The US government has woken up to the threat and now takes a much more proactive role in tackling space security. NIST has drafted a set of guidelines for securing space operations, while the Air Force, Space Force and Defense Digital Service last year invited teams from around the world to come “hack a sat” as a way of showing off their skills and demonstrating where the US military may be vulnerable.
Their final task was to regain access to a hacked real satellite (sitting safely on Earth) and restore operations. The winning team included staff from Raytheon Intelligence & Space, the cyber division of aerospace and defense supplier Raytheon Technologies Corp.
But space risk isn’t limited to military or government systems. The advent of commercial operators such as Elon Musk’s SpaceX, Blue Origin, and Orbital Sciences Corp. (acquired by Northrop Grumman Innovation Systems in 2018), the entry of more nations into the space race -- including China and India -- and the development of lighter, cheaper satellites means the number of objects flying overhead will continue to rise.
In fact, half of the more than 4,000 operational satellites are for commercial rather than government or military use, and 94 percent of those launched last year were categorized as small, meaning less than 600 kilograms. One likely trend is for companies to deploy satellites for their own use as part of a global virtual private network, allowing them to bypass telecom operators and even government curbs.
And just as a greater number of internet-connected computers increased the number of hacks on land, so too comes the inevitability that more networks in orbit will be breached either directly or through the ground stations used to track and communicate with them.
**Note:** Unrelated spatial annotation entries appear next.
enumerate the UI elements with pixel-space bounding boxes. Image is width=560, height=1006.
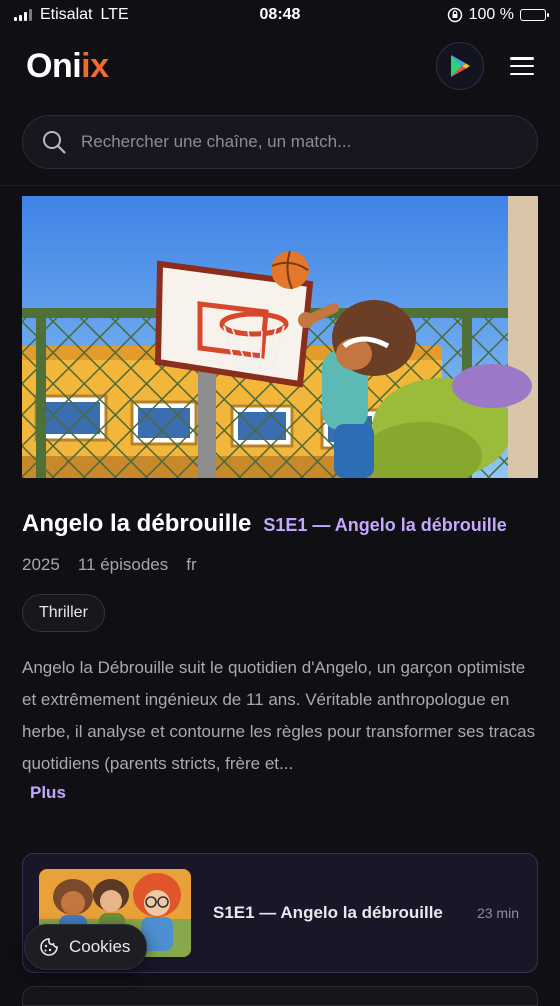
play-store-button[interactable] — [436, 42, 484, 90]
show-meta: 2025 11 épisodes fr — [22, 555, 197, 575]
show-year: 2025 — [22, 555, 60, 574]
network-type: LTE — [100, 6, 129, 23]
carrier-name: Etisalat — [40, 6, 93, 23]
current-episode-label: S1E1 — Angelo la débrouille — [263, 515, 507, 535]
show-title-row: Angelo la débrouille S1E1 — Angelo la dé… — [22, 510, 538, 538]
show-title: Angelo la débrouille — [22, 510, 252, 537]
search-icon — [43, 131, 66, 154]
show-description: Angelo la Débrouille suit le quotidien d… — [22, 658, 536, 773]
cookies-button[interactable]: Cookies — [24, 924, 148, 970]
search-bar[interactable] — [22, 115, 538, 169]
genre-tag[interactable]: Thriller — [22, 594, 105, 632]
next-episode-card[interactable] — [22, 986, 538, 1006]
orientation-lock-icon — [447, 7, 462, 23]
cookie-icon — [40, 938, 58, 956]
episode-title: S1E1 — Angelo la débrouille — [213, 903, 443, 922]
status-bar-right: 100 % — [447, 6, 549, 24]
battery-icon — [520, 9, 549, 21]
battery-percent: 100 % — [468, 6, 514, 23]
status-bar-left: Etisalat LTE — [14, 6, 129, 24]
app-header: Oniix — [0, 38, 560, 94]
play-store-icon — [451, 55, 470, 77]
show-language: fr — [186, 555, 197, 574]
search-input[interactable] — [81, 132, 519, 152]
header-divider — [0, 185, 560, 186]
more-button[interactable]: Plus — [30, 783, 66, 803]
cookies-label: Cookies — [69, 937, 131, 956]
show-hero-image[interactable] — [22, 196, 538, 478]
episode-duration: 23 min — [476, 905, 519, 921]
show-episode-count: 11 épisodes — [77, 555, 169, 574]
status-bar: Etisalat LTE 08:48 100 % — [0, 0, 560, 30]
oniix-logo[interactable]: Oniix — [26, 47, 109, 86]
header-actions — [436, 42, 534, 90]
hamburger-menu-icon[interactable] — [510, 57, 534, 75]
signal-icon — [14, 9, 32, 21]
“What that’s going to mean is a proliferation of cybertech to protect those networks,” Chuck Beames, chairman of York Space Systems, told the NIST conference. While companies will rush to cash in on this new gold rush in space, 30 years of internet history shows us that businesses and governments may not truly take security seriously until a massive hack occurs and satellites are breached or lost.
Beames, a former space and intelligence officer in the US Air Force, likens the current rapid pace of growth in the satellites industry to the US program that landed the first humans on the moon. “At least in the Apollo era we knew we were going to the moon,” he said. “Here, we really don’t know; here it is more of a wild, wild west than ever.”
Tim Culpan
Tim Culpan is a Bloomberg Opinion columnist covering technology. He previously covered technology for Bloomberg News. -- Ed.